After a brief lull, Iran has again stepped up its onslaught against Kurdish groups in Iraq, whom it accuses of derailing the Islamic Republic’s peace with a wave of protests.
The death of a 22-year-old Kurdish-Iranian woman Mahsa Amini in September has sparked civil unrest in the country.
Iran’s Tasnim news agency said the Islamic Revolutionary Guard Corps had “launched a new round of attacks against terrorist groups based in the Iraqi Kurdistan region,” the second such strikes in two days.
The report said the headquarters of the Kurdistan Freedom Party “was targeted by missiles and suicide drones” near Kirkuk.

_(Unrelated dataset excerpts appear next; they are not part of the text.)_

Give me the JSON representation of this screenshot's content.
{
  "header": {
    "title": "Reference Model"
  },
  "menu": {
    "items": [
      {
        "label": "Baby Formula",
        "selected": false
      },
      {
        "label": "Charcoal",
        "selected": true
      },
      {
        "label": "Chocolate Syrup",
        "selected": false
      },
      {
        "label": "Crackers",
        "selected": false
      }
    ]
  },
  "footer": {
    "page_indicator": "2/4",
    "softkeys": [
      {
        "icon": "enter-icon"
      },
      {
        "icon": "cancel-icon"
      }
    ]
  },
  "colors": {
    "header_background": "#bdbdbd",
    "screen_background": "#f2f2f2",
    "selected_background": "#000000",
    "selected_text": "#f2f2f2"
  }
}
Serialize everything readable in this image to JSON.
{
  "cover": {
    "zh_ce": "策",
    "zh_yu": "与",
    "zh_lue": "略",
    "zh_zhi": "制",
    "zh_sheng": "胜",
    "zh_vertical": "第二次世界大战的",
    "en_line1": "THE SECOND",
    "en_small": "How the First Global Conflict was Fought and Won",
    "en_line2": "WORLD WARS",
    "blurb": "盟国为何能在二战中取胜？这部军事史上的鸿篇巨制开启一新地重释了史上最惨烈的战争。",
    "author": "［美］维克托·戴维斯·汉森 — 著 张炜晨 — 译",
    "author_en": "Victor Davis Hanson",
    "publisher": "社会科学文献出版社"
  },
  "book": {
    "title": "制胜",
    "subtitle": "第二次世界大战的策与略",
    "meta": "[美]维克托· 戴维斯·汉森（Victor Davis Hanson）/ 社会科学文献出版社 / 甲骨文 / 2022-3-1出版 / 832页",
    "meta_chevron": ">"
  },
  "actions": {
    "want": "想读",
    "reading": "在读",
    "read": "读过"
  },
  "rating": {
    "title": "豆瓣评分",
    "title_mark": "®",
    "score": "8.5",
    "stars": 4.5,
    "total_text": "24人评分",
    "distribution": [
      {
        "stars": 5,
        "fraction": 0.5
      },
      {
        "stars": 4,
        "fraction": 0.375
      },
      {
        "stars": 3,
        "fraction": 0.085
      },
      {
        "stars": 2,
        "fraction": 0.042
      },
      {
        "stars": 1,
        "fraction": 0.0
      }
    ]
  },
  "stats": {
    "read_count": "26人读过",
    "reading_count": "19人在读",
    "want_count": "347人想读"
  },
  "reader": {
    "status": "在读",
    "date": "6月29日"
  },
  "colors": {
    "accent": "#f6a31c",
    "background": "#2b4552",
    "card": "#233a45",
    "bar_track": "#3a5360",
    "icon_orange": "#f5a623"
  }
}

An Iraqi Kurdish military official, a local police officer and a party spokesman confirmed renewed strikes on the region to AFP.
“We had taken our precautions and emptied the premises, there were no casualties,” Kurdistan Freedom Party spokesman Khalil Nadri told AFP.
Kurdistan regional government spokesman Lawk Ghafuri said on Twitter: “Today the Islamic Republic of Iran targeted Iranian opposition groups in two areas in the Kurdistan region with rockets.”
He said the sites hit were in the city of Perdi, the Kurdish name of Altun Kupri, north of Kirkuk, and the Degala region east of Irbil, the regional capital.
Iraqi Kurdistan has since the 1980s hosted several Iranian-Kurdish opposition groups which have in the past waged an armed insurrection against Tehran.
In recent years their activities have declined, but the new wave of protests in Iran has again stoked tensions.
Rights groups also accused Iranian security forces of using live fire and heavy weapons to suppress protests in Kurdish-populated regions in Iran’s west, intensifying a deadly crackdown there.
Late Sunday night, IRGC missile fire and suicide drone strikes targeted the bases of several Iranian opposition factions in north Iraq, killing one person.
These cross-border strikes come less than a week after similar attacks killed at least one person, and following attacks in late September that killed more than a dozen people.